Military Firefighters Help Train Iraqi Responders
May 08, 2010
BAGHDAD, Iraq — Two U.S. Soldiers here have spent nearly a year working to boost not only the capabilities of Iraqi firefighters but their standing and reputation in the community as well.
According to Lt. Col. Gary Esson, the senior fire service advisor and a native of Joplin, Mo., and Spc. Michael Burris, a fire service advisor and Fayetteville, N.C., native, both with the 414th Civil Affairs Battalion, Provincial Reconstruction Team – Baghdad, the first step was to improve living standards inside Iraqi fire stations.
“If there was an (American Base) closing, we would contact them for any furniture that they would give up,” said Esson. “Items like desks, beds and chairs, your basic living items.”

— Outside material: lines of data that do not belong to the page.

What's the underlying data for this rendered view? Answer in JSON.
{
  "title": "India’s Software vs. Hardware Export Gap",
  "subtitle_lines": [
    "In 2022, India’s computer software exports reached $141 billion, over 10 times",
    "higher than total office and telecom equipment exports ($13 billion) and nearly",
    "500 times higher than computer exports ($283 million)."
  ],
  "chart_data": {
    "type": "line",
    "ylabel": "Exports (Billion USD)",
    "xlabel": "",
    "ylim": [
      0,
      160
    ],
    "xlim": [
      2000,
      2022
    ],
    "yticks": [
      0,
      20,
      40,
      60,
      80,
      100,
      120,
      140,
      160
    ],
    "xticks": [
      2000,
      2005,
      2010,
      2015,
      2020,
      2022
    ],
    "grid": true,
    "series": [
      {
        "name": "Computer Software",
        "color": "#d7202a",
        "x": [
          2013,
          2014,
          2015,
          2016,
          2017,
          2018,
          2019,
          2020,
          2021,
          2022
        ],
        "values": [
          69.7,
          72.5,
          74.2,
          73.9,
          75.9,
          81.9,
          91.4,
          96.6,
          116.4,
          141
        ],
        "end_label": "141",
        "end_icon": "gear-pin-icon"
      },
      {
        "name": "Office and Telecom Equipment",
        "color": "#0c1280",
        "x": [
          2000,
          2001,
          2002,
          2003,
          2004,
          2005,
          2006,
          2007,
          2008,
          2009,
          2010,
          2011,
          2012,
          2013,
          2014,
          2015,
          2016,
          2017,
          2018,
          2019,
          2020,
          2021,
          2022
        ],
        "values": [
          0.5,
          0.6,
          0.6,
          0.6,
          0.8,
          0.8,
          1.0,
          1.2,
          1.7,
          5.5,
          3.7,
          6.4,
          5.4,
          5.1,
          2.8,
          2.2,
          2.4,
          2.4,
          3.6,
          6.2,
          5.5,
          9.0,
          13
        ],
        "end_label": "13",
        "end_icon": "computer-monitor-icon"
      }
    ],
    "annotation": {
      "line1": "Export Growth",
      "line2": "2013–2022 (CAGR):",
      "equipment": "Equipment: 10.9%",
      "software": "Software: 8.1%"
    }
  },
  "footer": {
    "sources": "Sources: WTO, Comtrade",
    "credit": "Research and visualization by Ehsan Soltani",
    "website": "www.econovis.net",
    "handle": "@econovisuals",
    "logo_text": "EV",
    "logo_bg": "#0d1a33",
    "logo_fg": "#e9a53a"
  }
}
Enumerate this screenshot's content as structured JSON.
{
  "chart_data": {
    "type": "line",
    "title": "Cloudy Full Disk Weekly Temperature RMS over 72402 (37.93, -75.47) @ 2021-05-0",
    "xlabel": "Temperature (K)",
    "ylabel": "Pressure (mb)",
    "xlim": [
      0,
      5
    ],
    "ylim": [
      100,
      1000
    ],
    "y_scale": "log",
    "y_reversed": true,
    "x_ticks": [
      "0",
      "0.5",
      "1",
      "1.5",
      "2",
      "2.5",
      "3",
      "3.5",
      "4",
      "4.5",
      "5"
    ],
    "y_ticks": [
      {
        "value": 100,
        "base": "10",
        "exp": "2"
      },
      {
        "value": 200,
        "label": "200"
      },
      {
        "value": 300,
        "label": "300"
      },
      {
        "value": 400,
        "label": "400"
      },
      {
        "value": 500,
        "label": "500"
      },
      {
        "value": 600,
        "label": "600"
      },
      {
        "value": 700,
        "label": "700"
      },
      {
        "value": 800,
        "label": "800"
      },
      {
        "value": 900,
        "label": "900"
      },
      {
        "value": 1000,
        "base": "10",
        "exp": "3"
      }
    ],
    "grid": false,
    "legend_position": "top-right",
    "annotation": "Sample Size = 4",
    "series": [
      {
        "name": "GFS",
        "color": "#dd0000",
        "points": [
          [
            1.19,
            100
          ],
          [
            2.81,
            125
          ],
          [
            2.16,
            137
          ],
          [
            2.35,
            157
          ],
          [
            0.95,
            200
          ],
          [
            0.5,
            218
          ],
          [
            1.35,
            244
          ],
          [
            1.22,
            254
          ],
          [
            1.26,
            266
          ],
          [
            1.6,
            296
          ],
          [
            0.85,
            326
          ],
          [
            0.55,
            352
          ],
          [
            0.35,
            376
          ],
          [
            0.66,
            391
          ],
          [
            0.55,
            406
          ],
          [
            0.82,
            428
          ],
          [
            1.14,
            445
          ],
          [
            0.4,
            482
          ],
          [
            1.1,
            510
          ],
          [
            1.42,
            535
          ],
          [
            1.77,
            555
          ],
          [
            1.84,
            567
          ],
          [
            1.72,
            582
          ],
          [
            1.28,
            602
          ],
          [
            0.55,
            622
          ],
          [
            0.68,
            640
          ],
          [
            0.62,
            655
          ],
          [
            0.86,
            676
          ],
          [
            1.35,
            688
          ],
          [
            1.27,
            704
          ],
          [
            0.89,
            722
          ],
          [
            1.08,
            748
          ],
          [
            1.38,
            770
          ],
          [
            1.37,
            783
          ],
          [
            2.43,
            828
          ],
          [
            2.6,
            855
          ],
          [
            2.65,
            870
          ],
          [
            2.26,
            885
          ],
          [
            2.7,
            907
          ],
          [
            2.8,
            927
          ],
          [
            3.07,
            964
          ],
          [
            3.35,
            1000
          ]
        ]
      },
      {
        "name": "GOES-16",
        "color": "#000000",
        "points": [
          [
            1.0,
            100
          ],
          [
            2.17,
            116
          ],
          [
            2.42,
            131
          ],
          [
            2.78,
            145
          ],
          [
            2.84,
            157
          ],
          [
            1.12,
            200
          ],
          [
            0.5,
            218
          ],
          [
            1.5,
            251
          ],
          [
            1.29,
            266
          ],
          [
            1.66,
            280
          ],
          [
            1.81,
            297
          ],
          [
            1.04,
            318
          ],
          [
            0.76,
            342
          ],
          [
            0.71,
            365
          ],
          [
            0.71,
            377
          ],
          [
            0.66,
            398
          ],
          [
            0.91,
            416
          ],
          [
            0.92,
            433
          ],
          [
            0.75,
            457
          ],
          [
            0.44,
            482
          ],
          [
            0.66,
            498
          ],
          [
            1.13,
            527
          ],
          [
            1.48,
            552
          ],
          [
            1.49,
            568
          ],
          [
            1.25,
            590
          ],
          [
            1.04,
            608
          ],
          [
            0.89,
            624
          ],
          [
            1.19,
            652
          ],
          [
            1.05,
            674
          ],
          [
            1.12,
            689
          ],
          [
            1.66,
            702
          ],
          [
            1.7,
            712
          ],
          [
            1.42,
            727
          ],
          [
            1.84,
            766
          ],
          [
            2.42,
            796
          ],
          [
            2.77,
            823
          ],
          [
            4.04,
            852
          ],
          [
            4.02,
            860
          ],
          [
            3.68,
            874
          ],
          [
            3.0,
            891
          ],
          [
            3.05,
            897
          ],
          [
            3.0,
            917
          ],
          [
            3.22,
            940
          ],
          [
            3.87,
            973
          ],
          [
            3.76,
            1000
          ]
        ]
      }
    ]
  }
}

The second step was to get the Iraqi firefighters proper recognition throughout the local community. According to Esson, Iraqi firefighters are not held in the same high regard as the police.
An opportunity for the second step came May 2, in the form of a “Camping Day” sponsored by the 72nd Joint Area Support Group. Visiting Iraqi Boy and Girl Scouts had the opportunity to participate in events that included fire safety.
“It gets kids excited seeing what emergency services are doing,” said Esson. “Iraqi kids are the future of the country, they are the next generation. They will grow to trust the fire department and hopefully put trust in other government services.”
The fire safety presentation was a joint effort between Soldiers assigned to the 414th CA Bn., firefighters with Kellogg, Brown and Root Inc. and Iraqi firefighters. They worked together to demonstrate various pieces of fire-fighting and safety equipment and also gave helpful tips on what to do in case of a fire.
“It is important that the public be aware of the fire department and look up to them,” said Burris. “This is the first time they took it upon themselves to show the public who they are.”
Burris has worked alongside the Iraqi firemen and said he enjoyed spending time with them and building bonds with his fellow firemen.
“They are firefighters, like the guys back home where I work. They are good people,” said Burris. “They put themselves in harm’s way every time they go out. If they are willing to get shot working for their people, I will do my best to get them the training and equipment they need.”